Cutting oil is not optional. Every threader on this list, manual or power, requires cutting oil to produce acceptable threads on black iron pipe. Dry threading will destroy the die head within 5 to 10 cuts, and the threads it produces before the die head fails will be rough, torn, and unsuitable for gas service. The RIDGID 418 oiler with RIDGID cutting oil is the standard. Generic cutting fluids can work, but sulfur-based cutting oil specifically formulated for steel pipe threading produces the cleanest threads and extends die head life the longest.
Die head maintenance is the hidden cost. A die head is a consumable. After 200 to 500 threads (depending on pipe hardness and oil usage), the cutting edges will dull and the threads will start to tear instead of cut. RIDGID die heads are replaceable individually, so you swap out the 1/2" head when it dulls without replacing the entire set. Keep spare die heads in the sizes you use most. For gas fitters, that is almost always 1/2" and 3/4" NPT, followed by 1". A dull die head is the most common cause of failed pressure tests, and most gas fitters do not realize the die head is the problem until they try a new one and see the difference.

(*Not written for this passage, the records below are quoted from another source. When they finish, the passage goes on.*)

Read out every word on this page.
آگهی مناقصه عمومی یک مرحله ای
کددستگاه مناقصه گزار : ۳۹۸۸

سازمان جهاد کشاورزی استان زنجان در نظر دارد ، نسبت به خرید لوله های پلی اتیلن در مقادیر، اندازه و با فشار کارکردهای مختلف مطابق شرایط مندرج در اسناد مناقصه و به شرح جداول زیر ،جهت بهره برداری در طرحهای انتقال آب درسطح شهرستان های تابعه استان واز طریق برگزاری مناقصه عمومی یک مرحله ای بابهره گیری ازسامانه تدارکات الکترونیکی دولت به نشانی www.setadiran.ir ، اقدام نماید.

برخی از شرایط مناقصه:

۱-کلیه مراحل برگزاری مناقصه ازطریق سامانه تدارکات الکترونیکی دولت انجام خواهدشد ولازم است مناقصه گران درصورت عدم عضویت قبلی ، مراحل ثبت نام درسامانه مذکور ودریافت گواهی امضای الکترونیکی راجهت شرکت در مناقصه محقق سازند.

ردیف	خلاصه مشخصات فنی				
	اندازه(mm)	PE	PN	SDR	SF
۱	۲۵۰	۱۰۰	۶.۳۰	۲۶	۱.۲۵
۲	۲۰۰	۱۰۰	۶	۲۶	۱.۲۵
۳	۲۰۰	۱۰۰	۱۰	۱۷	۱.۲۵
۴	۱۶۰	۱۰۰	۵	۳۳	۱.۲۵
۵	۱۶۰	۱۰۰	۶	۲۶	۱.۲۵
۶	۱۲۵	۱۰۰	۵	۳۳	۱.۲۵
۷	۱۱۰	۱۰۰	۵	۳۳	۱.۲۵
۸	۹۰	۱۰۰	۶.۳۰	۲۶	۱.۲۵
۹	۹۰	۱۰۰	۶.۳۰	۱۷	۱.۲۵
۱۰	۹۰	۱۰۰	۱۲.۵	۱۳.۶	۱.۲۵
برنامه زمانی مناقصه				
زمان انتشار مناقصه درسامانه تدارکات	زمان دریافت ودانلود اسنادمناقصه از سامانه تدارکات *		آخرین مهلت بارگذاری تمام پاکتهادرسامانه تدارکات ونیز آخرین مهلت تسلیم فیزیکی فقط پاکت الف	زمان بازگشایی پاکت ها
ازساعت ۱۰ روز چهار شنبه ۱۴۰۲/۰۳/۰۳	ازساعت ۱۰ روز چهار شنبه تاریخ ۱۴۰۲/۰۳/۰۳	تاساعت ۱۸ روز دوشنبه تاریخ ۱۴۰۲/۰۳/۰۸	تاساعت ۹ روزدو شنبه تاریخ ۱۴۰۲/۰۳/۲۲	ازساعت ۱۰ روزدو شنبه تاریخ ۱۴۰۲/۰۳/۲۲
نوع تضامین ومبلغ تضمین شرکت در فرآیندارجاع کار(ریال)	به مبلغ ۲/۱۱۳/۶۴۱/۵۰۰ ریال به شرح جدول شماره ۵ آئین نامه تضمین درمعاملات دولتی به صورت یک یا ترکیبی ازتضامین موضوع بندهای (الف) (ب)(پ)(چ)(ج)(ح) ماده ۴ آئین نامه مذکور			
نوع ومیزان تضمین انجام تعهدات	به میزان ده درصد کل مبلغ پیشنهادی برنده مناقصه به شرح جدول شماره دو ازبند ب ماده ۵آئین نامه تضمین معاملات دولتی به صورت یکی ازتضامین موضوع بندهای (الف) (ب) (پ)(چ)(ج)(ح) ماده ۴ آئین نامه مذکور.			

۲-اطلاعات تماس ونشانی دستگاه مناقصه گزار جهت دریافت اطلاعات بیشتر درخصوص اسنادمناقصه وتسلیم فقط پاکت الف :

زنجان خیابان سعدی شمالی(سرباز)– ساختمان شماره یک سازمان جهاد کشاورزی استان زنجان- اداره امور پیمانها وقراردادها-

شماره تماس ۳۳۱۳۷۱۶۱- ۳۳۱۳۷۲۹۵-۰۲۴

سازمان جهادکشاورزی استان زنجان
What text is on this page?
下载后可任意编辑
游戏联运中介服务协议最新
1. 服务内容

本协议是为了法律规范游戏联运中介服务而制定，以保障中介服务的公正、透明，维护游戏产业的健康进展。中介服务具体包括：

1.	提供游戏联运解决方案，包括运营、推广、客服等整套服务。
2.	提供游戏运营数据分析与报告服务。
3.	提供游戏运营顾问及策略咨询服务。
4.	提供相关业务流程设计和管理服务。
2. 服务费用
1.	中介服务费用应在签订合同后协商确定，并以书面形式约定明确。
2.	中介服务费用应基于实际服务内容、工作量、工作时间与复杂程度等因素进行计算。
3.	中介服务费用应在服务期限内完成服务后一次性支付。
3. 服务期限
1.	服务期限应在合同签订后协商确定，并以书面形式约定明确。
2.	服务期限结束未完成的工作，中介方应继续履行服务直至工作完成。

Thread length matters for gas fittings. NPT threads on gas pipe need to engage the fitting fully. If the thread is too short, the pipe will not thread deeply enough into the fitting, and the joint will leak. If the thread is too long, the pipe will bottom out in the fitting and the remaining threads will be exposed outside the fitting, which is a code violation on gas lines. The RIDGID 12-R and Milwaukee both produce threads to the correct NPT spec, but you need to know when to stop threading. The general rule for gas pipe is that the thread should be long enough to engage the fitting with 3 to 6 turns of wrench-tight engagement, with the remaining threads visible but not excessive.
For a solo gas fitter or small crew: Buy the RIDGID 36475 12-R Threader Set ($926) and the RIDGID 418 Oiler ($363). Total investment is about $1,290, and you have a manual threading setup that covers every gas pipe size from 1/2" to 2" NPT. This is the setup that has worked for gas fitters for decades, and it will work for decades more. Add the RIDGID 30118 handle ($101) as a backup if your original wears out.
For a gas fitting contractor threading high volumes: The Milwaukee 2874-22HD M18 Fuel ($1,980) is the tool that will pay for itself in labor savings within the first quarter. Pair it with the RIDGID die heads you already own, keep a manual 12-R as backup for tight spaces where the Milwaukee will not fit, and invest in spare die heads for the sizes you thread most. The speed and consistency difference is night and day on multi-unit or commercial gas jobs.
For a budget-conscious crew that wants power threading: The Steel Dragon 600 PRO MAX ($429) gives you motorized threading for less than a quarter of the Milwaukee's price. It is not as refined, not as durable, and not as fast, but it threads black iron pipe to NPT spec and it costs $429. For a crew just starting out or for occasional power threading needs, it is the value pick. Upgrade to the Milwaukee when the volume justifies it.